Saat ini, dari sembilan bersaudara tinggal dua orang. Soes dan kakaknya, Koesaisah Toer. Karena Koesaisah tinggal di Jakarta, maka Soes-lah yang menempati rumah peninggalan orang tuanya. ”Pemkab katanya mau bangun, tetapi sampai sekarang belum juga direalisasi,” tuturnya.
Wakil Bupati Blora Arief Rohman mengaku, Pemkab Blora memang berupaya membangun rumah itu.
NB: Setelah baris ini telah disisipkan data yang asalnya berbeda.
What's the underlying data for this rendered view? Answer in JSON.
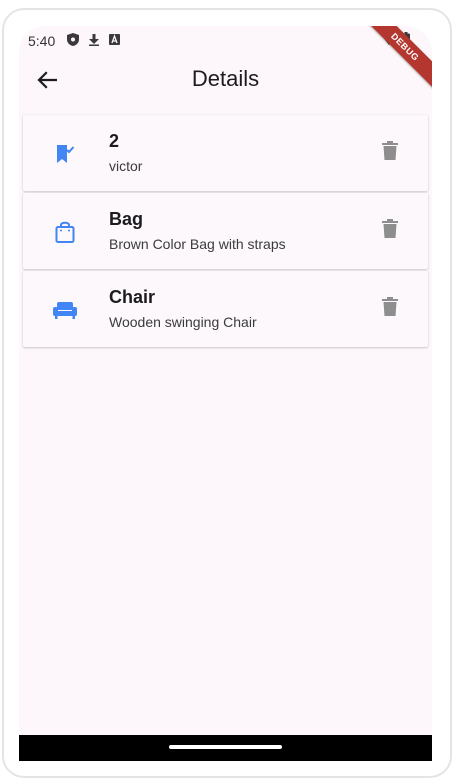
{
  "status_bar": {
    "time": "5:40",
    "icons": [
      "shield-icon",
      "download-icon",
      "a-icon",
      "wifi-icon",
      "battery-icon"
    ]
  },
  "debug_banner": "DEBUG",
  "app_bar": {
    "title": "Details",
    "back_icon": "arrow-left-icon"
  },
  "items": [
    {
      "title": "2",
      "subtitle": "victor",
      "icon": "bookmark-added-icon",
      "delete_icon": "trash-icon"
    },
    {
      "title": "Bag",
      "subtitle": "Brown Color Bag with straps",
      "icon": "shopping-bag-icon",
      "delete_icon": "trash-icon"
    },
    {
      "title": "Chair",
      "subtitle": "Wooden swinging Chair",
      "icon": "armchair-icon",
      "delete_icon": "trash-icon"
    }
  ],
  "colors": {
    "accent": "#4285f4",
    "delete_icon": "#8e8e8e",
    "background": "#fdf7fb",
    "debug_ribbon": "#b3372f"
  }
}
Pihaknya masih merundingkan usaha melestarikan rumah masa kecil Pramoedya Ananta Toer itu.
”Biar turis atau pengunjung sekalian dapat beristirahat di sana,” kata Arief yang tinggal di lingkungan pesantren ini.
Mendengar ungkapan Arief itu, Soes tersenyum. Hingga kerutan matanya terlihat. Keningnya membentuk garis bergelombang. Sedangkan matanya yang sipit itu semakin menyipit.
Soes sebenarnya juga berkeinginan membangun rumah itu. Tetapi, apa daya. Hidupnya sendiri memprihatinkan. Hasil penjualan buku, sesekali diundang berceramah, serta memulung hanya cukup untuk hidup sehari-hari.
Ada usaha lain yaitu beternak. Tapi, yang diternak hanya dua ekor kambing dan belasan ekor ayam. Dua kambing sangat jinak. Dibiarkan berkeliaran. Di dalam rumah juga. Ketika Soes, istri, dan wartawan radar Kudus mengobrol, dua kambing itu menemani. Ketika diusir, mereka pergi tapi, masuk lagi.
Ketika pintu dan jendela ditutup, kambing itu menyodok-nyodoknya dengan kepala. ”Sering membuka pintu atau jendela sendiri,’’ ujar Suratiyem, istri Soes.
Dialah yang setiap hari memberi makan kambing itu. Soes yang mencarikannya dengan memulung buah dan sayur apkir.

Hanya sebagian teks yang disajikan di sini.